Underwater friction stir welding of Al-Mg alloy: Thermo-mechanical modeling and validation

The aim of this article is the in-depth analysis of material behavior during underwater friction stir welding (UFSW) of Al-Mg alloy. A thermo-mechanical model was employed to find the relation between physical changes during UFSW and mechanical properties of the final joint. To better understand the effects of the water environment, the results were compared with conventional friction stir welding (FSW) conditions. Thermal profile and surface heat flux results revealed that lower preheated area (PHA) at the leading edge (LE) decreased the total amount of frictional heat generation in the UFSWed joint. According to the simulation results, the strain rate in the stir zone (SZ) at the FSW sample was more than that of the UFSW specimen.
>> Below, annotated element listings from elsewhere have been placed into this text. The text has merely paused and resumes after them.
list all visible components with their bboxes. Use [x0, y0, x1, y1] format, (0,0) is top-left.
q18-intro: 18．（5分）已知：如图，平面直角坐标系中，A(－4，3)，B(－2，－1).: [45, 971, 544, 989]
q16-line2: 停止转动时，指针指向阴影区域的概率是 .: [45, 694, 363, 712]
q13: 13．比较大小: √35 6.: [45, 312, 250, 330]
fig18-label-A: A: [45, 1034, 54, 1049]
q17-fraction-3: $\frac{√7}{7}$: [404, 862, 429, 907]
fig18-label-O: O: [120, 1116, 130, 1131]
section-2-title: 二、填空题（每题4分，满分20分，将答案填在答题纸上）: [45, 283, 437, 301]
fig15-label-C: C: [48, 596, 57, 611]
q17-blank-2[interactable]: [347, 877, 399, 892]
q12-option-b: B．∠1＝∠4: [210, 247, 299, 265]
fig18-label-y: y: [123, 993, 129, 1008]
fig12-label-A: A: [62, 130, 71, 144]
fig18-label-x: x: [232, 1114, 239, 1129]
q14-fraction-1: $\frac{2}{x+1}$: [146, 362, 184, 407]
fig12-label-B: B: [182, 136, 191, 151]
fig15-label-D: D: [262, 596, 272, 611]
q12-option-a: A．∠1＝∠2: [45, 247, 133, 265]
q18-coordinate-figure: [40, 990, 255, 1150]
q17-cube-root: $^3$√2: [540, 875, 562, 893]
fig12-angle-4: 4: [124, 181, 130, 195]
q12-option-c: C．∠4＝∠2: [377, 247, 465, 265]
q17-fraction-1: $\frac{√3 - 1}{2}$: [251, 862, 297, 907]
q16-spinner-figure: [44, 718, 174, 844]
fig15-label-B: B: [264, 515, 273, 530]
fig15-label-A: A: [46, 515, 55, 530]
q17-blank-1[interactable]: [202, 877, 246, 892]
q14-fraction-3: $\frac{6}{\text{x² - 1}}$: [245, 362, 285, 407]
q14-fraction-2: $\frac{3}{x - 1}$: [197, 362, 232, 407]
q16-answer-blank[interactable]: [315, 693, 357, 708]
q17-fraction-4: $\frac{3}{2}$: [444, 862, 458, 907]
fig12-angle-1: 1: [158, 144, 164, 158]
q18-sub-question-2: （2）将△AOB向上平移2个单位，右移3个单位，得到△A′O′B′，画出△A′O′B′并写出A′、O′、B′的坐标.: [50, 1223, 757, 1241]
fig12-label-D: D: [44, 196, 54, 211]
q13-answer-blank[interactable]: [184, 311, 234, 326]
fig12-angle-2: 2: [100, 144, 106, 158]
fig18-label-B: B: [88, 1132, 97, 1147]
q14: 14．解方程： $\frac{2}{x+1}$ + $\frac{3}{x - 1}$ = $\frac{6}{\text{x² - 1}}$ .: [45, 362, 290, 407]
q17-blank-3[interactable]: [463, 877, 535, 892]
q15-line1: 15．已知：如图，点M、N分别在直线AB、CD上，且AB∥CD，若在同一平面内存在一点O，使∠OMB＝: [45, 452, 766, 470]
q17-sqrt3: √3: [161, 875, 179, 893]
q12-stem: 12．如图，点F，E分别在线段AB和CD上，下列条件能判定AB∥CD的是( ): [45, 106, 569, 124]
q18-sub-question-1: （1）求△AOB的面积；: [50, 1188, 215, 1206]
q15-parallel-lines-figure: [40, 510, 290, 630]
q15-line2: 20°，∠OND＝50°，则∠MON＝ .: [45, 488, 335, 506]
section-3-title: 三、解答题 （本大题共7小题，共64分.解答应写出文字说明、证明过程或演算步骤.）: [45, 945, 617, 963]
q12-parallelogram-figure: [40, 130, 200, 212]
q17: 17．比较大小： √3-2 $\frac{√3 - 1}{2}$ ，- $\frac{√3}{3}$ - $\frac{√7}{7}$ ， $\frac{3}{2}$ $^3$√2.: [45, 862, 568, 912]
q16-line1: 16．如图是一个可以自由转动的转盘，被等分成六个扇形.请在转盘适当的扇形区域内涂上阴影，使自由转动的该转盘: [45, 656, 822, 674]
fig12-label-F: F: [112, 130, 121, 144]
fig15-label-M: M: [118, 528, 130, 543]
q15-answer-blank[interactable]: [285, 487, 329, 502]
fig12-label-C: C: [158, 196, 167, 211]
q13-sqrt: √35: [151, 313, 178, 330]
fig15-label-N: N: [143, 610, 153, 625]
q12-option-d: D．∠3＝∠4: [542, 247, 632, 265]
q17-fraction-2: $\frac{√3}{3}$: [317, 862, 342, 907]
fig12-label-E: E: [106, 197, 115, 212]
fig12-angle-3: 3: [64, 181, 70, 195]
Rapid cooling on submerged welding can result in finer grain structure at the UFSWed joint. The applied compression pressure on the workpiece at the trailing edge (TE) of the tool was more in the UFSW sample compared to the FSW, which led to higher compact joint line in the UFSWed specimen. These phenomena increased the joint line hardness and tensile properties at the UFSWed joint compared with the FSWed sample.

Automated summary

The aim of this study was to analyze the material behavior during underwater friction stir welding of Al-Mg alloy using a thermo-mechanical model. The results showed that underwater welding can improve joint hardness and tensile properties to some extent. Compared with conventional friction stir welding, the smaller preheated area at the leading edge in underwater friction stir welding led to a decrease in total amount of frictional heat generation.